There is a myth regarding wild discus in the UK, that they are very difficult to keep and often fall sick. Given below is the method that I adopt for the wilds and have had them successfully for a long time. I have been having detailed discussion with my Brazilian exporter who has been exporting marine and discus fish for the past 12 years. The points outlined below are based on my personal experience and knowledge obtained from my Brazilian exporter. I am sure some of my customers who have seen the fish in my tanks will testify to the quality of these fish. These have worked for me and I cannot imagine why it should not for others!!!!
1 – Food: It is important to feed the fish plenty of beefheart to ensure that they do not lose weight. Discus will feed on any flake food given to them, no matter what the flake is and where the flake is from. Discus naturally have the tendency to pick on anything that floats as they feed instinctively (discus in the wild tend to feed on leaves fallen in the river). Bloodworm is strictly a NO-NO as most of the problem tend to start here. Artemia, earthworm, tetra prima, flakes, beefheart are some of the food they will readily accept.
2 – Water: Heckel are usually kept in a very low ph preferably around the ph 6 mark, while I have kept others at a ph of between 6.8-7.2 with no problem. We all know that young discus need their water to be changed frequently to ensure that they grow big and are not stunted. Unlike domestic fish, most of the imported wild discus are above 4.5″ and hence the probability that the fish getting stunted is very low. Hence, changing water everyday does not really have the desired affect. I prefer to do large water changes of upto 50% once a week. Obviously, I have two massive external filters and one large internal filter in my tank that houses the wild fish.
3 – Temperature: Wild discus can survive at much lower temp than their domestic counterparts, they prefer to be kept at 86F(30C) although they can be happy at 82F(28C).

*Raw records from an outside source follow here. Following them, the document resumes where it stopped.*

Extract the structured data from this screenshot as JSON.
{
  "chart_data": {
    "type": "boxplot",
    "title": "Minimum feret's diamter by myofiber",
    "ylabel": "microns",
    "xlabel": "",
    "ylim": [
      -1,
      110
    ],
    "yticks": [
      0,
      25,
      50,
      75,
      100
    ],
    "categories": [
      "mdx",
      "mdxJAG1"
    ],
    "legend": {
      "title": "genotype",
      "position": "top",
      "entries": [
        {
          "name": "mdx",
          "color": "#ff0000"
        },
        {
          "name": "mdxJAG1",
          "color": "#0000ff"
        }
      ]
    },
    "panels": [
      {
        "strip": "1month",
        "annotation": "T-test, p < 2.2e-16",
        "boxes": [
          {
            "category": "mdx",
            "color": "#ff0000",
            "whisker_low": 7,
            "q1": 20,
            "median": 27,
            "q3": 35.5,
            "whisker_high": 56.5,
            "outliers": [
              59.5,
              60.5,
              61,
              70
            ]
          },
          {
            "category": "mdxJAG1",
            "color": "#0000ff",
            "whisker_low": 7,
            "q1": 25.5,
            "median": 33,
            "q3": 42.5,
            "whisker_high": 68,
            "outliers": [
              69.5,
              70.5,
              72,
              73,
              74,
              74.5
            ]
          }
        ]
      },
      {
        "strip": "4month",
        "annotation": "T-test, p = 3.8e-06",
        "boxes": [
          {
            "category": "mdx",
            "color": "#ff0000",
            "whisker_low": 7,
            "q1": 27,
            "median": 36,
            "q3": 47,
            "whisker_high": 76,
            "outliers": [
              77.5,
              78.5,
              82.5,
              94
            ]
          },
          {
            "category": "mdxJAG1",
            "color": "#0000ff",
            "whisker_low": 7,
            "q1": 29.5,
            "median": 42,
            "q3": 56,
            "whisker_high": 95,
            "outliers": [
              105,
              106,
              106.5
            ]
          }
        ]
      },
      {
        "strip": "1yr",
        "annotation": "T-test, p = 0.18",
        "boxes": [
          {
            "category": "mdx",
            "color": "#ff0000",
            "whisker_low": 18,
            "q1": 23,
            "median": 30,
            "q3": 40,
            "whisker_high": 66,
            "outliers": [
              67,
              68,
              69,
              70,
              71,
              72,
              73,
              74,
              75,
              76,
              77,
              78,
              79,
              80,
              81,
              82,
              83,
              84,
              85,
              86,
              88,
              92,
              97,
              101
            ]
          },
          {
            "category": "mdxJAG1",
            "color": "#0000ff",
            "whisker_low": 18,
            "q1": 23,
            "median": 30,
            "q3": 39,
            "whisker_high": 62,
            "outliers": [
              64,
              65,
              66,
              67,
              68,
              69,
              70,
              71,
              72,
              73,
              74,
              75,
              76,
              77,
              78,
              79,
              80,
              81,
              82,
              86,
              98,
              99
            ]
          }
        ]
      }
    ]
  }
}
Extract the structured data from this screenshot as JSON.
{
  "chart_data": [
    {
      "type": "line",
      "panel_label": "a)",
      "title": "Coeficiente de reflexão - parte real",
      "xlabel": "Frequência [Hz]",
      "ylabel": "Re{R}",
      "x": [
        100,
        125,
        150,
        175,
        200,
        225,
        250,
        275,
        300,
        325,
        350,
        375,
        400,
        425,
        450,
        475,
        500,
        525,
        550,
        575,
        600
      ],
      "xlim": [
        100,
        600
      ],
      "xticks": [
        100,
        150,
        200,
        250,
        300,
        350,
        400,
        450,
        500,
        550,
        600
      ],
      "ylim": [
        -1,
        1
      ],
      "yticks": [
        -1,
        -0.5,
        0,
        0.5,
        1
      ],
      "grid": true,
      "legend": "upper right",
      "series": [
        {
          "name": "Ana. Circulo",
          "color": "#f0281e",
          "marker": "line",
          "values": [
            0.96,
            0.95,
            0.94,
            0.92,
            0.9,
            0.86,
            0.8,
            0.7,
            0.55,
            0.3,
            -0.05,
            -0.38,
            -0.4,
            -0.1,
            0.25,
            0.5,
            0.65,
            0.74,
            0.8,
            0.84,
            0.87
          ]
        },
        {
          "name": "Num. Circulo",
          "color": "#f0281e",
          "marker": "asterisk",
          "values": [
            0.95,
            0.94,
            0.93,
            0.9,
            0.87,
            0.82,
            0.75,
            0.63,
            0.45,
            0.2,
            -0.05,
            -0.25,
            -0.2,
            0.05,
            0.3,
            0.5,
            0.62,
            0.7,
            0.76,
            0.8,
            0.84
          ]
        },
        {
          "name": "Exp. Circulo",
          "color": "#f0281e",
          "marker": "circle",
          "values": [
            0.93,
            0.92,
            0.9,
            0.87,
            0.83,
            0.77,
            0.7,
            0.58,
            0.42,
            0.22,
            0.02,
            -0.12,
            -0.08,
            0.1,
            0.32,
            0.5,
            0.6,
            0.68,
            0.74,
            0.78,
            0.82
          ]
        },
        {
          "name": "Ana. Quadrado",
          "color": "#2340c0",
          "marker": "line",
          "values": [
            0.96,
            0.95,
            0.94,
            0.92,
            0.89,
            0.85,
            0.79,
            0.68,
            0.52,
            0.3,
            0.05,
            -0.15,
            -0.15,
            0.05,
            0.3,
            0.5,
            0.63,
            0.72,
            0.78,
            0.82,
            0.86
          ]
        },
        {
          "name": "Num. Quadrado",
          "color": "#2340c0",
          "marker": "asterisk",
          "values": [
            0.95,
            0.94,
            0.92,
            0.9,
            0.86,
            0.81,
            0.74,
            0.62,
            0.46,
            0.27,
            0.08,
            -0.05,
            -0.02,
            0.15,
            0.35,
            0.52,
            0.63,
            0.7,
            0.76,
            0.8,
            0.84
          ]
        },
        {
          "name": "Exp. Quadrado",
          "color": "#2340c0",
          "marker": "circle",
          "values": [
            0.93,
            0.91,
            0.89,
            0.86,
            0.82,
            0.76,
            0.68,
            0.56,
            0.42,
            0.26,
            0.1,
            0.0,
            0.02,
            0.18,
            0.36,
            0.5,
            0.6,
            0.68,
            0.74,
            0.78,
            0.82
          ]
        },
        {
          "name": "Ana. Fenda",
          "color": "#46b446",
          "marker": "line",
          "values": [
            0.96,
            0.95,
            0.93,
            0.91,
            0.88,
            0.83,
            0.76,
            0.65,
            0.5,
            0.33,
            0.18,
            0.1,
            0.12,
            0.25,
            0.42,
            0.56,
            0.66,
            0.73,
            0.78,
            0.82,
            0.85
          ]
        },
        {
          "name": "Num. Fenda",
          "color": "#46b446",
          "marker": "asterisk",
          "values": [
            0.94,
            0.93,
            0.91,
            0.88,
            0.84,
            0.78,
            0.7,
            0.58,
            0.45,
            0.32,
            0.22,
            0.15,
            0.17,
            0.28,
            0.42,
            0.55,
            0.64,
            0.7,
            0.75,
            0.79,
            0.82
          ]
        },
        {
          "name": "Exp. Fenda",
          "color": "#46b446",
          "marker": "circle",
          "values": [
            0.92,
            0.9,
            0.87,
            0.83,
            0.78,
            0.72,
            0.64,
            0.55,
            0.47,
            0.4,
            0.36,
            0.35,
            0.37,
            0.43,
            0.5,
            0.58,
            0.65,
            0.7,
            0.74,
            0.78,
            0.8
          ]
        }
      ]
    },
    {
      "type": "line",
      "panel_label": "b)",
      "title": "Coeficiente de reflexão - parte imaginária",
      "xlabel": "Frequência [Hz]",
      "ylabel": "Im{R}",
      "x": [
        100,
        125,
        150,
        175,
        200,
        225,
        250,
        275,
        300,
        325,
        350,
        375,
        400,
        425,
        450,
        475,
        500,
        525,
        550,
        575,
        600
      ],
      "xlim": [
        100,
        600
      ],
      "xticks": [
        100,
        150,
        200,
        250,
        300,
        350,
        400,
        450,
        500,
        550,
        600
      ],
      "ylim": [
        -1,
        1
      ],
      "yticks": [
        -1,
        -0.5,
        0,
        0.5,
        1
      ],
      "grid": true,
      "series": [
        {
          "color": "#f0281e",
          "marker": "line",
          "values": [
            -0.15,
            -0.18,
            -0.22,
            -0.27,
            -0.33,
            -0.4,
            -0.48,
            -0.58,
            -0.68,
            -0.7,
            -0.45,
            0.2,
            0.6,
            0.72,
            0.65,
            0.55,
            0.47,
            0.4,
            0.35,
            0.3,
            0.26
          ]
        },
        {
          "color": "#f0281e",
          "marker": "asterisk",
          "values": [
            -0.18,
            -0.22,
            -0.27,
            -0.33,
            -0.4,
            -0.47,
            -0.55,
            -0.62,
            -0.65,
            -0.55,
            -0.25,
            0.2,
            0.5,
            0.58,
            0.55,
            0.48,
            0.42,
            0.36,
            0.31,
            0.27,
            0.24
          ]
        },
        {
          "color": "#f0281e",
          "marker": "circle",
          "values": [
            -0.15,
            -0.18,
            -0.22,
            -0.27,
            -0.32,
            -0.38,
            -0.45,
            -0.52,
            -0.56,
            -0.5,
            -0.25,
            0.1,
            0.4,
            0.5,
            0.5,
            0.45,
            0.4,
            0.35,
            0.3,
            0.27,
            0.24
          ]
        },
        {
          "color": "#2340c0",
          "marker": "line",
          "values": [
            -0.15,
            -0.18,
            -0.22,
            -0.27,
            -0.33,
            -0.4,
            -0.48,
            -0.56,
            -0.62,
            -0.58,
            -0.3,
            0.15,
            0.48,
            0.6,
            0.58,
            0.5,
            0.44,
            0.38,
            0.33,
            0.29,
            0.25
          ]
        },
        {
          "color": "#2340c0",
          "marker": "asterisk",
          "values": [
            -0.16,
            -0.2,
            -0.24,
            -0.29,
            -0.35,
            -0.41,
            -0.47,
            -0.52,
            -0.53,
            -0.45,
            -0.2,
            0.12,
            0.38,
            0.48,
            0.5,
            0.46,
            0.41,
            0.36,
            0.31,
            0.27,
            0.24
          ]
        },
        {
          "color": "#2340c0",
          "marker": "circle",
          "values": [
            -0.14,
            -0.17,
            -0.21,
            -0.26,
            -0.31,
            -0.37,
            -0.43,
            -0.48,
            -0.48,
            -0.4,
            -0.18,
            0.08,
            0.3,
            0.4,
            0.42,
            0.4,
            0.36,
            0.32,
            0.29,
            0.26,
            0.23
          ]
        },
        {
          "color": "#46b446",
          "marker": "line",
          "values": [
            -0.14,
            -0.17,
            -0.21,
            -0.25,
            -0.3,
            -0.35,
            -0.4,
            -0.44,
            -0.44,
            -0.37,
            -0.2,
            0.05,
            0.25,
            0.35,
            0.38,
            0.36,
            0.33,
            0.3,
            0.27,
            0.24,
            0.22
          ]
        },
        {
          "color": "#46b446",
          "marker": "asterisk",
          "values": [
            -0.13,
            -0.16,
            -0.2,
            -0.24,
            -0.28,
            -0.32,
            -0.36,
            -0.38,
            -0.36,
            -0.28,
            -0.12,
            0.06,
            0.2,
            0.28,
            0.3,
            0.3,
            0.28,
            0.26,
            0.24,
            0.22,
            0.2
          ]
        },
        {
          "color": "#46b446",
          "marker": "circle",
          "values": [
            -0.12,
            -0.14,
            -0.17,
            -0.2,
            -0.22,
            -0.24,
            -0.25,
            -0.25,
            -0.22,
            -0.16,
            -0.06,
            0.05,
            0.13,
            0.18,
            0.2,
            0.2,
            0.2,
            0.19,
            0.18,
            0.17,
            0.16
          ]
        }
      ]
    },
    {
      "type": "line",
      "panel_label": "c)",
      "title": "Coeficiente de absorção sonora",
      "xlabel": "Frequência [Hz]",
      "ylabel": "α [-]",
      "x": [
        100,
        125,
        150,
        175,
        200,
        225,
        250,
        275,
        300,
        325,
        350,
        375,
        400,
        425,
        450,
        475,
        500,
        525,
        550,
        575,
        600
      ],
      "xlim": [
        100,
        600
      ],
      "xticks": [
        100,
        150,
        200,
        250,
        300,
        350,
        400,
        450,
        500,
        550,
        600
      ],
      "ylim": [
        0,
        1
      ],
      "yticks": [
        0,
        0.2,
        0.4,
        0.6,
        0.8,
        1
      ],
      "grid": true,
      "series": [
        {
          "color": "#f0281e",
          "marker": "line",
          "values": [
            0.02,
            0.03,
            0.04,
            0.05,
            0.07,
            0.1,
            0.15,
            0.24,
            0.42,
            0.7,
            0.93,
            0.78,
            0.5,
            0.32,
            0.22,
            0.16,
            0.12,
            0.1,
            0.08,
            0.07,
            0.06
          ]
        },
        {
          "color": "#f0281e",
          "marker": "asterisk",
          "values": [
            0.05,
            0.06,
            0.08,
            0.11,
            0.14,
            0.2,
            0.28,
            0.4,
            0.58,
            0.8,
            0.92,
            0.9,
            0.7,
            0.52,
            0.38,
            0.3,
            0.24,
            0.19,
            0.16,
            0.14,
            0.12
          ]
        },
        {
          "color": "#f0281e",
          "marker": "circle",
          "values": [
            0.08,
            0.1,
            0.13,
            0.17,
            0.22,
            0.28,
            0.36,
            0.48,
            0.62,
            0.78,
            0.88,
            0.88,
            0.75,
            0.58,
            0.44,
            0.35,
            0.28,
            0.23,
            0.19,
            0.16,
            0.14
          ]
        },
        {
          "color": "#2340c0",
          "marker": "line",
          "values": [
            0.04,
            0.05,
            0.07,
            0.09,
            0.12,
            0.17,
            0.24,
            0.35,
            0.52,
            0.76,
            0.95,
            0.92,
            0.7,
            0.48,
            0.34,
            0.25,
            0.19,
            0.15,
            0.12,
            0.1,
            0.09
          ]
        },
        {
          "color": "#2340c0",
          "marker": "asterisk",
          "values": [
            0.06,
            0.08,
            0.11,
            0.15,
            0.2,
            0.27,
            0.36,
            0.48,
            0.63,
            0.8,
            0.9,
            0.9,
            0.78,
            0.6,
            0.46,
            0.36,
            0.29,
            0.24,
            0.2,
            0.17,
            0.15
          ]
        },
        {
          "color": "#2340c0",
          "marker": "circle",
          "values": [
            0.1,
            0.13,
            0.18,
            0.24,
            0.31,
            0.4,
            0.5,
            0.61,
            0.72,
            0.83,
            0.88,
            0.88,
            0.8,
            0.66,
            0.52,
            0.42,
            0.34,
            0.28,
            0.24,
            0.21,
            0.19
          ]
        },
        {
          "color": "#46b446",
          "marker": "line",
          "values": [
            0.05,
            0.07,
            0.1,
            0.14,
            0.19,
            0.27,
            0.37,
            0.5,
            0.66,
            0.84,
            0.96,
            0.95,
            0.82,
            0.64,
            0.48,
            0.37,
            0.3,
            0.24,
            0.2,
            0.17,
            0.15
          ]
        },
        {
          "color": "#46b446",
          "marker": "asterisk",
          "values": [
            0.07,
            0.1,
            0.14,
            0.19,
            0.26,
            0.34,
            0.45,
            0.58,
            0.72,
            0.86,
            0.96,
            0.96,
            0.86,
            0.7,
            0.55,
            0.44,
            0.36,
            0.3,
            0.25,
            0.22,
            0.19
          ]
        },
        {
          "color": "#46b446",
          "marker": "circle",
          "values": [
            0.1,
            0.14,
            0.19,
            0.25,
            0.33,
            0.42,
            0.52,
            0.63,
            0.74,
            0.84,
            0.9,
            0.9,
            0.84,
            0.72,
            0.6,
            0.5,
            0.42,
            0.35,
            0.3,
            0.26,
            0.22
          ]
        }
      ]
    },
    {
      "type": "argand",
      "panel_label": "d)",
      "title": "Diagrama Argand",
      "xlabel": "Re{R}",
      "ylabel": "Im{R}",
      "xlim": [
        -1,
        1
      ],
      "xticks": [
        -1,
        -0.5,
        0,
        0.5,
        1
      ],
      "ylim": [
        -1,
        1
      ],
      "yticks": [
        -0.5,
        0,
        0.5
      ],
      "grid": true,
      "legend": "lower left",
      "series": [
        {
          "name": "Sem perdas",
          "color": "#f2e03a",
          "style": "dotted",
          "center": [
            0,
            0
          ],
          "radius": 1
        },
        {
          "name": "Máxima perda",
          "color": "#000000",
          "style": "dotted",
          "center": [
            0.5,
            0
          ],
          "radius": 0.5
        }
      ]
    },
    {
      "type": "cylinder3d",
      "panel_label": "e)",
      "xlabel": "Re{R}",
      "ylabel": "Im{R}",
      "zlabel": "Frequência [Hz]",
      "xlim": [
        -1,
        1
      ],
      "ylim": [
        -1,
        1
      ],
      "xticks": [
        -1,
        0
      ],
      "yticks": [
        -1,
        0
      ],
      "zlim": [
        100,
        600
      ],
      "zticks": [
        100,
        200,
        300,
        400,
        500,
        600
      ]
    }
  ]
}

Temp much lower than these can cause the fish from going off food and that’s when the problems start.
4 – Quarantine: One of the most important areas in successfully keeping these fish. Most of the sick wild fish that we commonly come across are either not properly quarantined or not quarantined at all. There are three stages to proper quarantine.
First stage – This happens when these fish are caught at the Amazon. It is the responsibility of the exporter to ensure that the fish are not exported immediately. A good exporter will often bring the wild caught fish to his/her farm and will nurse them back to normal health. Unfortunately, most of the fish are not quarantined by the exporter. They select the fish from the fishermen (where they are rarely fed) and are exported immediately. In most cases, the fish would not have had seen any food for days, thereby making them lose a lot of weight and eventually become sick.
Second stage – When the fish arrives at the importer place/farm. They need to be quarantined for a minimum of three weeks and at times more. Treatment can be further divided into phases. The fish is treated with anti-fungus, external parasite followed by internal parasite. This might take upto 2 weeks to administer and at this stage the fish would have more or less settled in the new environment.
Third stage – This is the stage that most hobbyists tend to ignore. When these fish are bought from the retailer, it is advisable for the hobbyist to keep them in quarantine for another 4-5 weeks prior to adding them to the existing tank. I would strongly advise not to mix domestic and wild strains immediately.
5 – Disease: There are mainly two common diseases that wild discus will encounter. Among them internal parasites/worms are very common. ‘Prevention is better than cure’. It is advisable to feed them with a good dewormer mixed in their food(check if they can be mixed with food in the first place) once every month to keep the parasites/worms at bay. Once the internal parasite/worms take over, it is almost impossible to recover (this is for both wild as well as domestic). I am sure there will be a lot of objections to this, but you need to ask yourself, “how many fish have you cured, once they started dropping white faeces?” To start with, from my personal experience I can say NONE!!!!. Please note that when discus do not have any food in their stomachs, they will drop white faeces and that should not be mistaken for internal parasite/worms. The second common problem wild discus tend to have is gill flukes. There are loads of treatments available in the market, but one has to remember to keep changing the medication as the flukes tend to get immune to the medications used.
6 – Stocking: This is one area that not many books or hobbyists stress on. Most of them stress on overstocking, while none discuss about problems that occur due to under-stocking. Discus are shoaling fish and are confident in groups of 6 or more. Common problems caused by under-stocking – bullying, fish hiding, fish going off food and sulking.
7 – Breeding: It is pretty easy to breed wildxdomestic strains, while breeding wildxwild is not common. I had only one pair of blue face heckel recently, paired from a total of 14 heckels after 5 months. Unfortunately, I had to give it off to my friend who refused to leave my place without the wild pair. Will update this article, if I am ever successful in breeding them in the future.
Last but not the least, they are truly wonderful specimens to have in a planted show tank. I would even go to an extent and say that wild discus are much more hardier and robust while compared to domestic strains. Rarely will you come across wild discus getting domestic strain diseases like plague, velvet etc. They are genetically strong and you need to really do something wrong for them to fall sick. Let us all enjoy the grace and beauty of these fish at its best.